Vinai direttore socio-sanitario Azienda Tutela della Salute Liguria
Già lo scorso 23 gennaio, durante il primo Ufficio di Presidenza del 2026, Vinai aveva informato i vertici dell’associazione di aver ricevuto dalla Regione Liguria e dal mondo socio-sanitario locale la richiesta di disponibilità a ricoprire il ruolo di direttore socio-sanitario unico per tutta la Liguria. “Ritengo doveroso informare l’Ufficio di Presidenza perché non potrei abbandonare in maniera repentina ciò che rappresenta Anci Liguria per l’intera comunità regionale. Qualora dovesse concretizzarsi questa opportunità, sarà necessario organizzare tutto in modo da garantire la continuità delle attività con efficacia, efficienza e qualità”, aveva dichiarato Vinai.
L’Ufficio di Presidenza ha quindi concesso al direttore la possibilità di andare in aspettativa, chiedendo però che venga garantita una fase di accompagnamento per portare avanti i progetti già avviati.
“Il ruolo del dottor Vinai può diventare cruciale nel percorso di riforma sanitaria – ha spiegato il vicepresidente di Anci Liguria Simone Franceschi – ma Anci non può permettersi di lasciare in sospeso le progettazioni già avviate.
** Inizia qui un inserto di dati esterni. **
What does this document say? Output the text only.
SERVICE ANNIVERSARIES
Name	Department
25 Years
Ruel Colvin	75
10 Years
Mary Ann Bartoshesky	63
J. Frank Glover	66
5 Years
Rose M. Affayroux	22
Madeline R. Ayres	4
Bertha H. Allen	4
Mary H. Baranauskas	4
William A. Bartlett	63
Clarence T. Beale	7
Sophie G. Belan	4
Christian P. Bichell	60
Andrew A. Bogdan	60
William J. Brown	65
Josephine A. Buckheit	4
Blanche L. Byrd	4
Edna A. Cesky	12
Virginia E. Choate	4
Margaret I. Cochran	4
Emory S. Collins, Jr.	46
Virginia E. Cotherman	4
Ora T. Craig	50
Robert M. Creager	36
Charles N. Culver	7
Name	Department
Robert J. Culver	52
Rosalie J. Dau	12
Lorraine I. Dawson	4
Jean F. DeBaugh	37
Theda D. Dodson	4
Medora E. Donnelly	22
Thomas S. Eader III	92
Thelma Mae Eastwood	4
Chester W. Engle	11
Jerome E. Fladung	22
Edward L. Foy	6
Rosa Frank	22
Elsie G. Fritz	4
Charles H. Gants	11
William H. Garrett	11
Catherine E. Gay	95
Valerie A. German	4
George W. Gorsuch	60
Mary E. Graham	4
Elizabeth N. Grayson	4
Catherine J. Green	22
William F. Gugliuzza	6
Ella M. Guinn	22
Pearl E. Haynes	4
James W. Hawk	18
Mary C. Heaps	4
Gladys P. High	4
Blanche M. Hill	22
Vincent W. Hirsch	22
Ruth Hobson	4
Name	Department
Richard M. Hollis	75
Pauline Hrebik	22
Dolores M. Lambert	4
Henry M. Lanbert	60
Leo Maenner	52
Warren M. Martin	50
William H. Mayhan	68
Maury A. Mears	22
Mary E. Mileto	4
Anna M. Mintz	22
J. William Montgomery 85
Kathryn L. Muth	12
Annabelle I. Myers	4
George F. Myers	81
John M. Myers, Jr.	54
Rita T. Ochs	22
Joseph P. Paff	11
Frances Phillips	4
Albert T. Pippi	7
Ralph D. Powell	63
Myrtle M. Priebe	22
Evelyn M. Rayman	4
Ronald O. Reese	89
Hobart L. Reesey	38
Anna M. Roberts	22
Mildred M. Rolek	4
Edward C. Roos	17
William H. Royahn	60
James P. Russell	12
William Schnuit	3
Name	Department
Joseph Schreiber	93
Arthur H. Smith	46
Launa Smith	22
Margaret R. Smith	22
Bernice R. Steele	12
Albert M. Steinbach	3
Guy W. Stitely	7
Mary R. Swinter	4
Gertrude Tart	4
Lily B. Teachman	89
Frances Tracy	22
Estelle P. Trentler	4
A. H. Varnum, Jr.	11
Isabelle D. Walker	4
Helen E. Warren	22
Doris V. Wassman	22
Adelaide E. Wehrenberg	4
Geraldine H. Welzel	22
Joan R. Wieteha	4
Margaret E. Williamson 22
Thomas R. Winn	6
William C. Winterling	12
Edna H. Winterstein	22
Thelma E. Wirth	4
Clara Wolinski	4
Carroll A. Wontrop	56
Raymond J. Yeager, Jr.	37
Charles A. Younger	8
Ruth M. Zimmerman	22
Abbiamo quindi chiesto alla Regione di consentire un accompagnamento transitorio, così che il direttore possa continuare a seguire questa fase prima di proseguire nel nuovo incarico”.
Sulla stessa linea anche il vicepresidente Natale Gatto, che ha sottolineato il valore del lavoro svolto da Vinai all’interno dell’associazione. “Da un lato c’è dispiacere perché le sue capacità sono molto importanti per la nostra associazione – ha detto – ma la cosa positiva è che ha dato la disponibilità, a costo zero, a continuare a interessarsi di alcune attività dell’Anci. Questo significa non perdere un dirigente delle sue qualità e competenze”.
Il nodo dei Comuni esclusi dalla montanità
Durante la riunione si è tornati anche sul tema dei Comuni liguri esclusi dai benefici legati alla montanità. Si è infatti svolto un confronto tra i direttori regionali di ALI Nazionale per analizzare le diverse esperienze territoriali e le criticità legate ai criteri di classificazione dei Comuni montani.
È stato inoltre individuato un professionista legale che fornirà assistenza nelle eventuali procedure di ricorso. Domani, venerdì 13 marzo alle 14.30, è previsto un nuovo incontro con i 32 Comuni liguri esclusi, dedicato alla definizione della modulistica e alla ripartizione dei costi.
Le parole di Simone Franceschi
“Nelle scorse settimane abbiamo incontrato i 32 Comuni esclusi e a livello nazionale abbiamo iniziato ad approfondire la possibilità di valutare un eventuale ricorso – ha spiegato ancora Franceschi –. In questa fase però tutto resta sospeso: se da un lato è stata pubblicata la decisione del Consiglio dei ministri di procedere con nuovi criteri, dall’altro non è ancora stato emanato il Dpcm che stabilirà concretamente quali Comuni resteranno esclusi e quali invece saranno mantenuti”.
Da parte di Anci Liguria resta quindi alta l’attenzione sugli sviluppi normativi. “Continueremo a seguire con attenzione la vicenda, dando la nostra disponibilità ai Comuni che riterranno di intraprendere un’iniziativa contro un provvedimento che riteniamo ingiusto”, fanno sapere dall’associazione.
Sulla questione- all’indomani dell’ultima rivisitazione dei criteri per definire i comuni montani o meno- era intervenuto ai nostri microfoni anche l’assessore regionale all’Entroterra e alla Montagna Alessandro Piana: “Stiamo lavorando sui criteri attuativi. Stabilire quelli relativi alla montanità dei Comuni a livello nazionale è uno degli aspetti ancora in definizione. Come Regione Liguria abbiamo ancora margini di opportunità per sanare alcune questioni che non sono state risolte. Stiamo lavorando per predisporre, anche per i comuni che sono rimasti fuori in maniera irrituale, normative per farli rientrare”.
Nel video a inizio articolo, di Anci Liguria, le parole di Franceschini e Gatto.